Nonostante tutte le apparenze, i veri protagonisti della storia sono gli uomini e le donne che sanno amare e perdonare, che con pazienza tessono relazioni di fraternità, che si fanno testimoni della logica nuova della gratuità, coloro che, in mezzo al turbinio dell’odio irrazionale e delle cieche passioni, affermano un modo più autentico e più costruttivo di vivere e di agire.

È questo amore che apre cammini di ricostruzione e di speranza anche nelle macerie della morte, nella desolazione della fame, nello squallore della miseria: è per questo amore, che Cristo vive e incarna, che l’ultima parola sulla sua vicenda non è la morte, ma la vita e la risurrezione.

Le Sante Spine diventano così un segno di speranza, perché l’Innocente incoronato di spine, che sembra uno dei tanti sconfitti della storia, custodisce in sé il segreto della vita: l’amore che si fa dono, che non si arrende, che non cede all’attrattiva del potere, del successo facile, dell’immagine accattivante.

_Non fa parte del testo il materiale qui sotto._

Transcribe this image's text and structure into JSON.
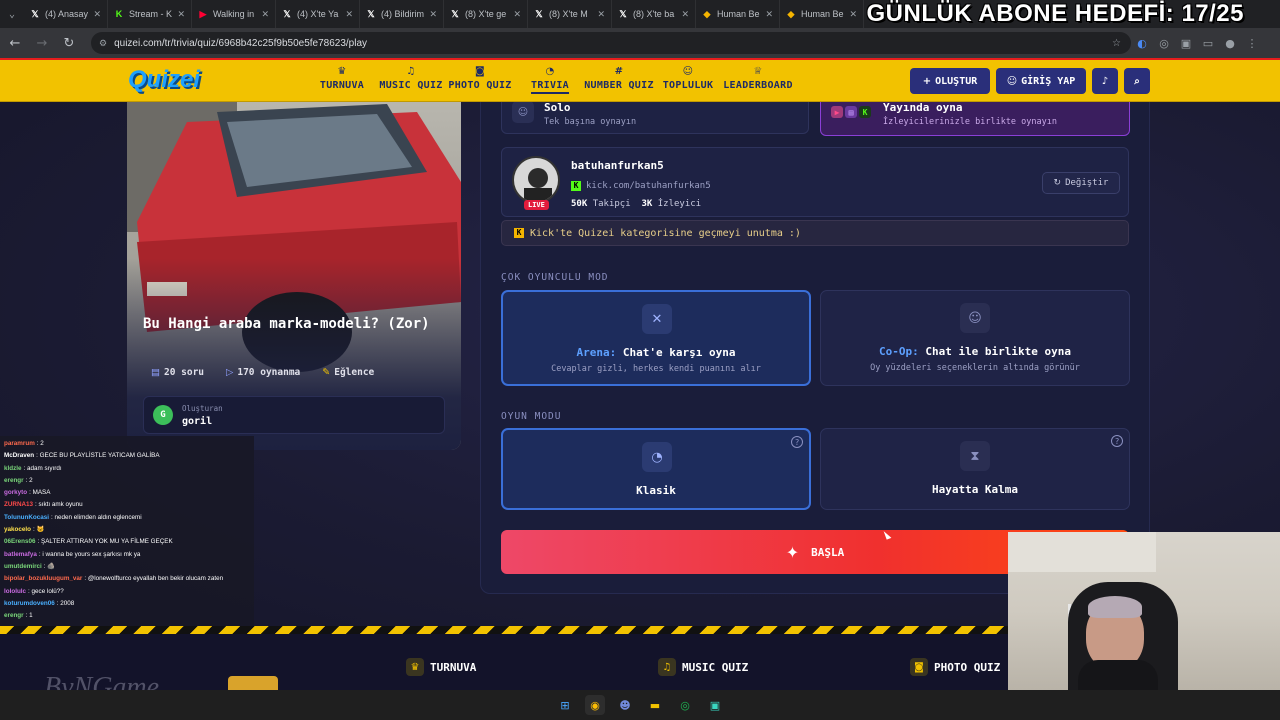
{
  "browser": {
    "tabs": [
      {
        "title": "(4) Anasay",
        "icon": "x-icon",
        "color": "#ffffff"
      },
      {
        "title": "Stream - K",
        "icon": "kick-icon",
        "color": "#53fc18"
      },
      {
        "title": "Walking in",
        "icon": "youtube-icon",
        "color": "#ff0033"
      },
      {
        "title": "(4) X'te Ya",
        "icon": "x-icon",
        "color": "#ffffff"
      },
      {
        "title": "(4) Bildirim",
        "icon": "x-icon",
        "color": "#ffffff"
      },
      {
        "title": "(8) X'te ge",
        "icon": "x-icon",
        "color": "#ffffff"
      },
      {
        "title": "(8) X'te M",
        "icon": "x-icon",
        "color": "#ffffff"
      },
      {
        "title": "(8) X'te ba",
        "icon": "x-icon",
        "color": "#ffffff"
      },
      {
        "title": "Human Be",
        "icon": "bookmark-icon",
        "color": "#f4b400"
      },
      {
        "title": "Human Be",
        "icon": "bookmark-icon",
        "color": "#f4b400"
      }
    ],
    "url": "quizei.com/tr/trivia/quiz/6968b42c25f9b50e5fe78623/play",
    "overlay_text": "GÜNLÜK ABONE HEDEFİ: 17/25"
  },
  "site": {
    "logo": "Quizei",
    "nav": [
      {
        "label": "TURNUVA",
        "icon": "trophy-icon",
        "glyph": "♛"
      },
      {
        "label": "MUSIC QUIZ",
        "icon": "music-icon",
        "glyph": "♫"
      },
      {
        "label": "PHOTO QUIZ",
        "icon": "camera-icon",
        "glyph": "◙"
      },
      {
        "label": "TRIVIA",
        "icon": "chat-icon",
        "glyph": "◔"
      },
      {
        "label": "NUMBER QUIZ",
        "icon": "hash-icon",
        "glyph": "#"
      },
      {
        "label": "TOPLULUK",
        "icon": "users-icon",
        "glyph": "☺"
      },
      {
        "label": "LEADERBOARD",
        "icon": "medal-icon",
        "glyph": "♕"
      }
    ],
    "create_label": "OLUŞTUR",
    "login_label": "GİRİŞ YAP"
  },
  "quiz": {
    "title": "Bu Hangi araba marka-modeli? (Zor)",
    "questions": "20 soru",
    "plays": "170 oynanma",
    "category": "Eğlence",
    "creator_label": "Oluşturan",
    "creator_name": "goril",
    "creator_initial": "G"
  },
  "panel": {
    "solo_title": "Solo",
    "solo_sub": "Tek başına oynayın",
    "live_title": "Yayında oyna",
    "live_sub": "İzleyicilerinizle birlikte oynayın",
    "streamer_name": "batuhanfurkan5",
    "streamer_url": "kick.com/batuhanfurkan5",
    "followers": "50K",
    "followers_label": "Takipçi",
    "viewers": "3K",
    "viewers_label": "İzleyici",
    "live_badge": "LIVE",
    "change_label": "Değiştir",
    "tip": "Kick'te Quizei kategorisine geçmeyi unutma :)",
    "multi_label": "ÇOK OYUNCULU MOD",
    "arena_prefix": "Arena:",
    "arena_title": "Chat'e karşı oyna",
    "arena_sub": "Cevaplar gizli, herkes kendi puanını alır",
    "coop_prefix": "Co-Op:",
    "coop_title": "Chat ile birlikte oyna",
    "coop_sub": "Oy yüzdeleri seçeneklerin altında görünür",
    "game_mode_label": "OYUN MODU",
    "classic_label": "Klasik",
    "survival_label": "Hayatta Kalma",
    "start_label": "BAŞLA"
  },
  "chat": [
    {
      "user": "paramrum",
      "msg": ": 2",
      "color": "#ff6a4d"
    },
    {
      "user": "McDraven",
      "msg": ": GECE BU PLAYLİSTLE YATICAM GALİBA",
      "color": "#ffffff"
    },
    {
      "user": "kldzle",
      "msg": ": adam sıyırdı",
      "color": "#7ad67a"
    },
    {
      "user": "erengr",
      "msg": ": 2",
      "color": "#7ad67a"
    },
    {
      "user": "gorkyto",
      "msg": ": MASA",
      "color": "#c96be0"
    },
    {
      "user": "ZURNA13",
      "msg": ": sıktı amk oyunu",
      "color": "#ff4a4a"
    },
    {
      "user": "TolununKocasi",
      "msg": ": neden elimden aldın eglencemi",
      "color": "#4ab0ff"
    },
    {
      "user": "yakocelo",
      "msg": ": 🐱",
      "color": "#ffe14a"
    },
    {
      "user": "06Erens06",
      "msg": ": ŞALTER ATTIRAN YOK MU YA FİLME GEÇEK",
      "color": "#7ad67a"
    },
    {
      "user": "batlemafya",
      "msg": ": i wanna be yours sex şarkısı mk ya",
      "color": "#c96be0"
    },
    {
      "user": "umutdemirci",
      "msg": ": 🪨",
      "color": "#7ad67a"
    },
    {
      "user": "bipolar_bozukluugum_var",
      "msg": ": @lonewolfturco eyvallah ben bekir olucam zaten",
      "color": "#ff6a4d"
    },
    {
      "user": "loIoIulc",
      "msg": ": gece lolü??",
      "color": "#c96be0"
    },
    {
      "user": "koturumdoven06",
      "msg": ": 2008",
      "color": "#4ab0ff"
    },
    {
      "user": "erengr",
      "msg": ": 1",
      "color": "#7ad67a"
    }
  ],
  "footer": {
    "items": [
      "TURNUVA",
      "MUSIC QUIZ",
      "PHOTO QUIZ"
    ],
    "watermark": "ByNGame"
  },
  "colors": {
    "brand_yellow": "#f2c200",
    "nav_text": "#1d2a66",
    "start_gradient_start": "#ee4868",
    "start_gradient_end": "#ff4a10",
    "accent_blue": "#3a6fd8"
  }
}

La risurrezione è già anticipata nella fedeltà di chi ama fino alla fine e tutti noi diventiamo testimoni di risurrezione e di speranza, accettando di vivere la forza mite e disarmata dell’amore, che sa farsi anche grido per gli oppressi del mondo, che non si chiude nel suo piccolo orto, disinteressandosi delle tragedie e delle sofferenze degli uomini e delle donne, fratelli e sorelle in umanità.

Venerare e portare in processione le Sante Spine è accogliere la chiamata a restare uomini umani, capaci di compassione, che non si arrendono alla follia della violenza, in ogni forma, che cercano di costruire cammini di pace e di speranza, anche e soprattutto nelle ore più buie dell’umanità: “Prima che una questione religiosa, la compassione è una questione di umanità! Prima di essere credenti, siamo chiamati a essere umani” (Leone XIV, “Udienza generale”, mercoledì 28 maggio 2025).